Надо было идти к Рафику. Никто не знал, как это мне не по нутру. Рафик из тех людей, которые ни одного доброго дела не могут сделать просто так, без расчета на ответ, без «два пишем, один в уме». Нет, не вульгарно «товар – товар», а в смысле лобызания своего благородства, вымогательства, дружбы, ощущения вечной благодарности итак далее. Все добрые дела Рафика надо хорошо помнить. Это нудно, но ничего не поделаешь, входит в правила игры. А я со своей расхлябанностью и ленью часто нарушал правила, вот же в чем дело. Этого никто не может понять, как ни объясняй. Надо знать Рафика, этого самодовольного сморчка, но в сущности добрейшего человека. Незадолго до того, как возникла проблема Меченова, я получил от Рафика большую работу, очень солидную, она заняла у меня потом полгода интенсивнейшего труда – спасибо ему по гроб жизни, thank you very much, как сказал бы наш обалдуй, – но вышло так, что, получив сию работу, я тут же исчез с Рафикова горизонта. Провалился. Схватил и уполз в нору. А где дружба? Где вечная благодарность? Вместо этого вдруг явлюсь с новой просьбой.
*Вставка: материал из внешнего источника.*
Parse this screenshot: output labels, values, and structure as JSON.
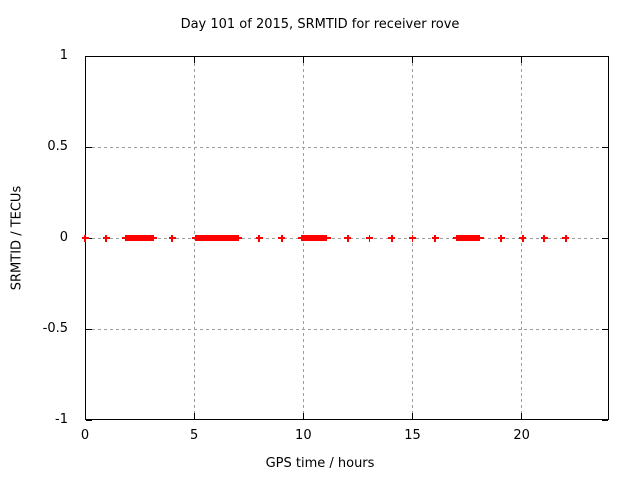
{
  "colors": {
    "marker": "#ff0000",
    "grid": "#9e9e9e",
    "border": "#000000",
    "background": "#ffffff"
  },
  "chart_data": {
    "type": "scatter",
    "title": "Day 101 of 2015, SRMTID for receiver rove",
    "xlabel": "GPS time / hours",
    "ylabel": "SRMTID / TECUs",
    "xlim": [
      0,
      24
    ],
    "ylim": [
      -1,
      1
    ],
    "xticks": [
      0,
      5,
      10,
      15,
      20
    ],
    "xtick_labels": [
      "0",
      "5",
      "10",
      "15",
      "20"
    ],
    "yticks": [
      -1,
      -0.5,
      0,
      0.5,
      1
    ],
    "ytick_labels": [
      "-1",
      "-0.5",
      "0",
      "0.5",
      "1"
    ],
    "grid": true,
    "legend": "none",
    "marker_style": "plus",
    "series": [
      {
        "name": "SRMTID",
        "y_value": 0,
        "isolated_x": [
          0.0,
          0.97,
          4.0,
          7.97,
          9.02,
          12.04,
          13.03,
          14.05,
          15.0,
          16.04,
          19.06,
          20.05,
          21.04,
          22.03
        ],
        "dense_ranges": [
          [
            1.85,
            3.15
          ],
          [
            5.05,
            7.05
          ],
          [
            9.9,
            11.1
          ],
          [
            17.0,
            18.1
          ]
        ]
      }
    ]
  }
}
Я отлынивал, искал другие возможности, но ничего не находилось, Рита и Кирилл наседали на меня – самым недопустимым было, конечно, то, что Кирилл посвящался во все секретные предприятия! Я много раз делал за это выговор Рите – и кончилось тем, что Рита, потеряв терпение, тайно от меня сама позвонила Рафику и встретилась с ним.

Помню, как однажды в июне она пришла вечером какая-то молчаливо-напряженная, с пятнами на лице – эти аллергические пятна всегда выдавали ее возбуждение – и вдруг объявила, что только что видела Рафика, все ему сказала и он все сделает. Она была на бегах, выиграла полтора рубля.

Оказывается, у Рафика был игровой день, он назначил встречу у метро «Динамо», откуда, разговаривая, дошли до ипподрома, и там уж она решила – «чтоб сделать ему приятное, потому что он сказал, что новичкам всегда везет» – пойти с ним на бега. Мудрейший шаг! Вначале он был сух, а расстались друзьями. Во-первых, он действительно выиграл. А во-вторых, она ему понравилась, это точно. Эге, матушка, да не пьяна ли ты? Нет, пила лишь воду, съела мороженое и два апельсина, угощал Рафик в буфете, но, в самом деле, она как будто пьяна. Потому что все замечательно удалось. Жалко, что он такой страшненький, такой уродушка-квазимодушка. Познакомил ее с какими-то дядьками, они целовали ей руку и говорили «мадам». Меченов его старый приятель, они из одного города, так что – дело в шляпе…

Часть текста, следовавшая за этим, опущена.